Das Hochstift um 1500 (vor der Stiftsfehde)

Aufgrund der schlechten finanziellen Lage verlangte der Hildesheimer Fürstbischof die Rückgabe einiger an den Stiftsadel verpfändeter Güter, die für den Adel eine wichtige Einnahmequelle darstellten. Ein kleiner Teil von Adel und Ritterschaft weigerte sich aber, seinen Pfandbesitz dem Fürstbischof zurückzugeben. Parallel dazu gab es Bestrebungen des welfischen Hauses, die an das Hochstift verpfändeten Gebiete um Everstein einzulösen, wobei sich hier Differenzen zwischen der lüneburgischen Linie des Welfenhauses unter Heinrich dem Mittleren, den welfischen Linien in Braunschweig-Wolfenbüttel, Calenberg und dem Hochstift Minden abzeichneten.

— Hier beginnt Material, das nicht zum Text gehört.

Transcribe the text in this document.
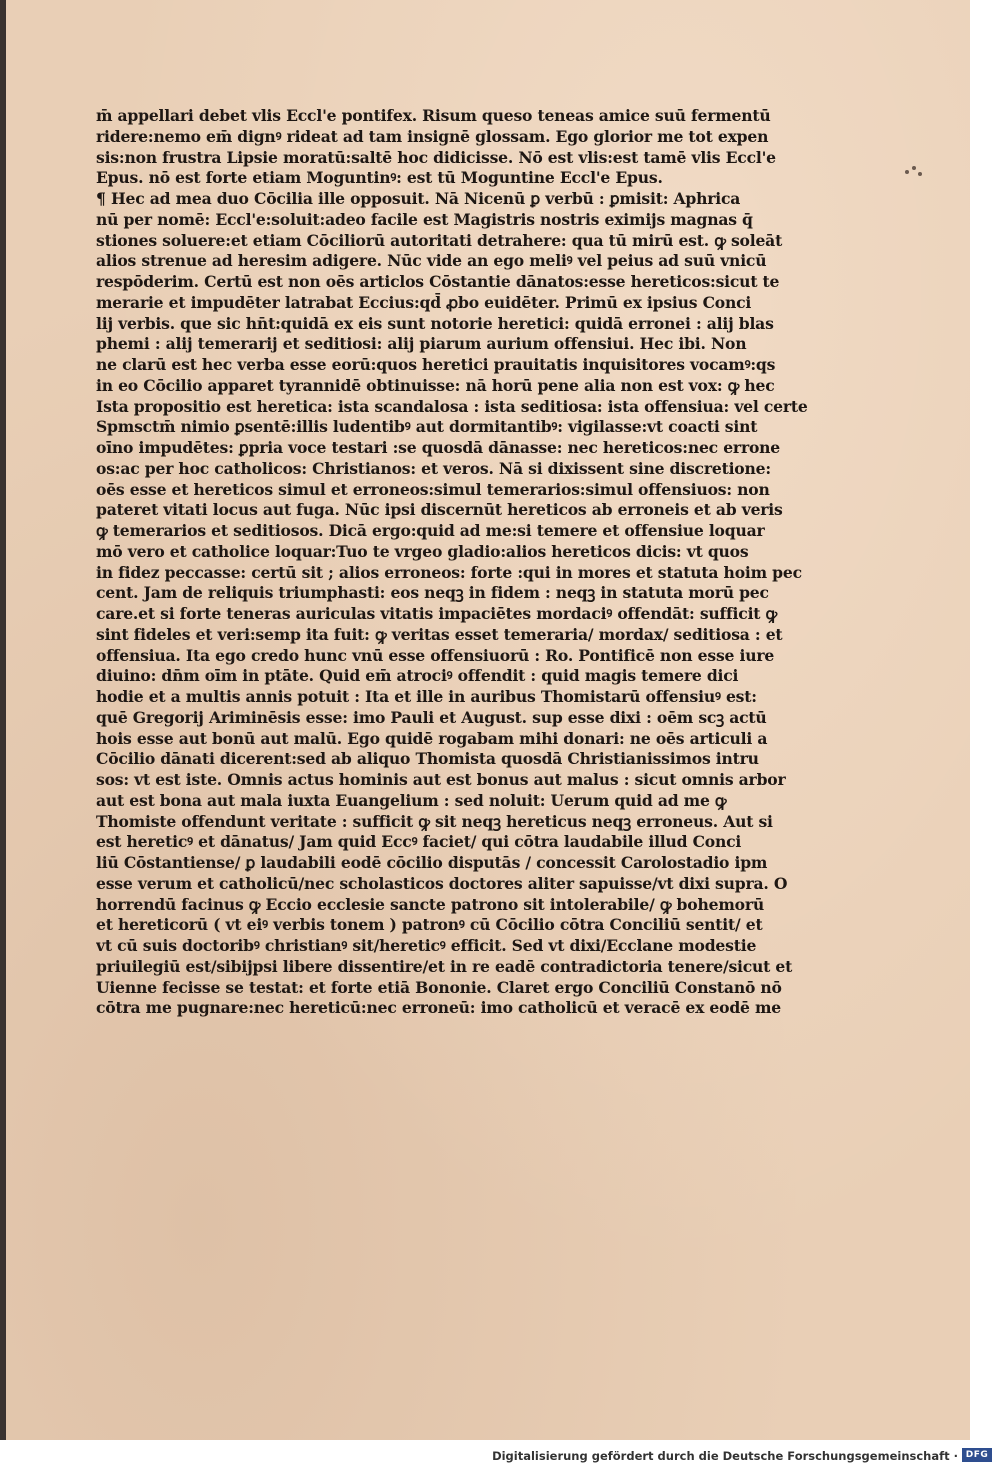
m̄ appellari debet vlis Eccl'e pontifex. Risum queso teneas amice suū fermentū
ridere:nemo em̄ dignꝰ rideat ad tam insignē glossam. Ego glorior me tot expen
sis:non frustra Lipsie moratū:saltē hoc didicisse. Nō est vlis:est tamē vlis Eccl'e
Epus. nō est forte etiam Moguntinꝰ: est tū Moguntine Eccl'e Epus.
¶ Hec ad mea duo Cōcilia ille opposuit. Nā Nicenū ꝑ verbū : ꝑmisit: Aphrica
nū per nomē: Eccl'e:soluit:adeo facile est Magistris nostris eximijs magnas q̄
stiones soluere:et etiam Cōciliorū autoritati detrahere: qua tū mirū est. ꝙ soleāt
alios strenue ad heresim adigere. Nūc vide an ego meliꝰ vel peius ad suū vnicū
respōderim. Certū est non oēs articlos Cōstantie dānatos:esse hereticos:sicut te
merarie et impudēter latrabat Eccius:qd̄ ꝓbo euidēter. Primū ex ipsius Conci
lij verbis. que sic hn̄t:quidā ex eis sunt notorie heretici: quidā erronei : alij blas
phemi : alij temerarij et seditiosi: alij piarum aurium offensiui. Hec ibi. Non
ne clarū est hec verba esse eorū:quos heretici prauitatis inquisitores vocamꝰ:qs
in eo Cōcilio apparet tyrannidē obtinuisse: nā horū pene alia non est vox: ꝙ hec
Ista propositio est heretica: ista scandalosa : ista seditiosa: ista offensiua: vel certe
Spmsctm̄ nimio ꝑsentē:illis ludentibꝰ aut dormitantibꝰ: vigilasse:vt coacti sint
oīno impudētes: ꝑpria voce testari :se quosdā dānasse: nec hereticos:nec errone
os:ac per hoc catholicos: Christianos: et veros. Nā si dixissent sine discretione:
oēs esse et hereticos simul et erroneos:simul temerarios:simul offensiuos: non
pateret vitati locus aut fuga. Nūc ipsi discernūt hereticos ab erroneis et ab veris
ꝙ temerarios et seditiosos. Dicā ergo:quid ad me:si temere et offensiue loquar
mō vero et catholice loquar:Tuo te vrgeo gladio:alios hereticos dicis: vt quos
in fidez peccasse: certū sit ; alios erroneos: forte :qui in mores et statuta hoim pec
cent. Jam de reliquis triumphasti: eos neqꝫ in fidem : neqꝫ in statuta morū pec
care.et si forte teneras auriculas vitatis impaciētes mordaciꝰ offendāt: sufficit ꝙ
sint fideles et veri:semp ita fuit: ꝙ veritas esset temeraria/ mordax/ seditiosa : et
offensiua. Ita ego credo hunc vnū esse offensiuorū : Ro. Pontificē non esse iure
diuino: dn̄m oīm in ptāte. Quid em̄ atrociꝰ offendit : quid magis temere dici
hodie et a multis annis potuit : Ita et ille in auribus Thomistarū offensiuꝰ est:
quē Gregorij Ariminēsis esse: imo Pauli et August. sup esse dixi : oēm scꝫ actū
hois esse aut bonū aut malū. Ego quidē rogabam mihi donari: ne oēs articuli a
Cōcilio dānati dicerent:sed ab aliquo Thomista quosdā Christianissimos intru
sos: vt est iste. Omnis actus hominis aut est bonus aut malus : sicut omnis arbor
aut est bona aut mala iuxta Euangelium : sed noluit: Uerum quid ad me ꝙ
Thomiste offendunt veritate : sufficit ꝙ sit neqꝫ hereticus neqꝫ erroneus. Aut si
est hereticꝰ et dānatus/ Jam quid Eccꝰ faciet/ qui cōtra laudabile illud Conci
liū Cōstantiense/ ꝑ laudabili eodē cōcilio disputās / concessit Carolostadio ipm
esse verum et catholicū/nec scholasticos doctores aliter sapuisse/vt dixi supra. O
horrendū facinus ꝙ Eccio ecclesie sancte patrono sit intolerabile/ ꝙ bohemorū
et hereticorū ( vt eiꝰ verbis tonem ) patronꝰ cū Cōcilio cōtra Conciliū sentit/ et
vt cū suis doctoribꝰ christianꝰ sit/hereticꝰ efficit. Sed vt dixi/Ecclane modestie
priuilegiū est/sibijpsi libere dissentire/et in re eadē contradictoria tenere/sicut et
Uienne fecisse se testat: et forte etiā Bononie. Claret ergo Conciliū Constanō nō
cōtra me pugnare:nec hereticū:nec erroneū: imo catholicū et veracē ex eodē me
Digitalisierung gefördert durch die Deutsche Forschungsgemeinschaft · DFG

So erhielt Heinrich der Mittlere 1513 von Fürstbischof Johann IV. eine hohe Pfandsumme für Everstein und stellte sich somit gegen Interessen der anderen welfischen Linien.

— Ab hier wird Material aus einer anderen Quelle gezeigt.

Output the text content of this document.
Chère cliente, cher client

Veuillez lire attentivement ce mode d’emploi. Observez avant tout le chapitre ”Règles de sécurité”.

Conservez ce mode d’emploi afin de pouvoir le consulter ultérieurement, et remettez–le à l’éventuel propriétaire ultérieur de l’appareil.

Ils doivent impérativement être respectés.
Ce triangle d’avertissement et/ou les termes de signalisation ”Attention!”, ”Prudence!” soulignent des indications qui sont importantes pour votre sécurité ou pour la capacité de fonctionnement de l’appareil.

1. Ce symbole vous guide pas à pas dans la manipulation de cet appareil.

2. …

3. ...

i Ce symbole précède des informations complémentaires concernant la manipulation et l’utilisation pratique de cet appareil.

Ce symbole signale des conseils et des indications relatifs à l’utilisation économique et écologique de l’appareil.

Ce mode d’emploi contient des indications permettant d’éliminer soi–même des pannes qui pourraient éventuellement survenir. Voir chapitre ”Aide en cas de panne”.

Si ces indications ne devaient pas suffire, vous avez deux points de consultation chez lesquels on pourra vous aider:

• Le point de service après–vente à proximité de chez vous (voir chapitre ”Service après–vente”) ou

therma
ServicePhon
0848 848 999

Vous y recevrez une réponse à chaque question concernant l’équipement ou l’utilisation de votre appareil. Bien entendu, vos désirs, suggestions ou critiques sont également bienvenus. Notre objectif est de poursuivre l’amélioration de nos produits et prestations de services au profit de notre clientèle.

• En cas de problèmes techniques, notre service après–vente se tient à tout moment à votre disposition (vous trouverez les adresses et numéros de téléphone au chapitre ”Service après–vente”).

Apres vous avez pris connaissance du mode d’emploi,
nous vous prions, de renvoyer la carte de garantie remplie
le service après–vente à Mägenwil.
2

Bündnis zwischen dem Hildesheimer Adel und Heinrich dem Jüngeren

Heinrich der Jüngere von Braunschweig-Wolfenbüttel suchte einen Grund, das benachbarte Fürstentum Hildesheim anzugreifen, und fand ihn in den Streitigkeiten zwischen dem Bischof und dem Stiftsadel. So kam es 1516 zu einem Bündnis zwischen einer kleinen Gruppe von Hildesheimischen Stiftsadeligen und Heinrich dem Jüngeren von Braunschweig-Wolfenbüttel. Im Jahre 1519 entwickelte sich der schwelende Konflikt zum offenen Krieg, der oft als „letzte mittelalterliche Fehde“ bezeichnet wird.[1]

Bündnispartner waren auf der einen Seite der Hildesheimer Fürstbischof, die Stadt Hildesheim, Heinrich der Mittlere von Lüneburg und die Grafen von Schaumburg, Diepholz und Hoya. Auf der anderen Seite standen Heinrich der Jüngere (Fürstentum Braunschweig-Wolfenbüttel), sein Bruder Bischof Franz von Minden, sein Onkel Erich von Calenberg (Fürstentum Calenberg) sowie eine kleine Gruppe Hildesheimischer Stiftsadliger um die Ritter von Saldern.

Belagerung der Festung Calenberg 1519, Zeichnung von Johannes Krabbe von 1591
Informationstafeln nahe dem ehemaligen Schlachtfeld in Soltau-Wiedingen

Schlacht bei Soltau und Verlagerung auf die reichspolitische Ebene

Zwischen den Jahren 1519 und 1523 kam es immer wieder zu größeren Schlachten und kleineren Scharmützeln, bei denen viele Städte und Dörfer schwer verwüstet wurden. Nach vergeblichen Belagerungen der Festungen in Calenberg und in Hildesheim durch hildesheimische beziehungsweise braunschweigische Truppen sowie zahlreichen Verwüstungen und Plünderungszügen beider Seiten gegen die Zivilbevölkerung kam es am 28. Juni 1519 zur Schlacht bei Soltau (beim Dorf Langeloh). Die Hildesheimer besiegten die Braunschweig-Welfischen Truppen vernichtend, töteten 3.500 Männer und nahmen ihren Gegenspieler Erich von Calenberg sowie viele Adlige gefangen, was das vorläufige Ende des Konfliktes bedeutete.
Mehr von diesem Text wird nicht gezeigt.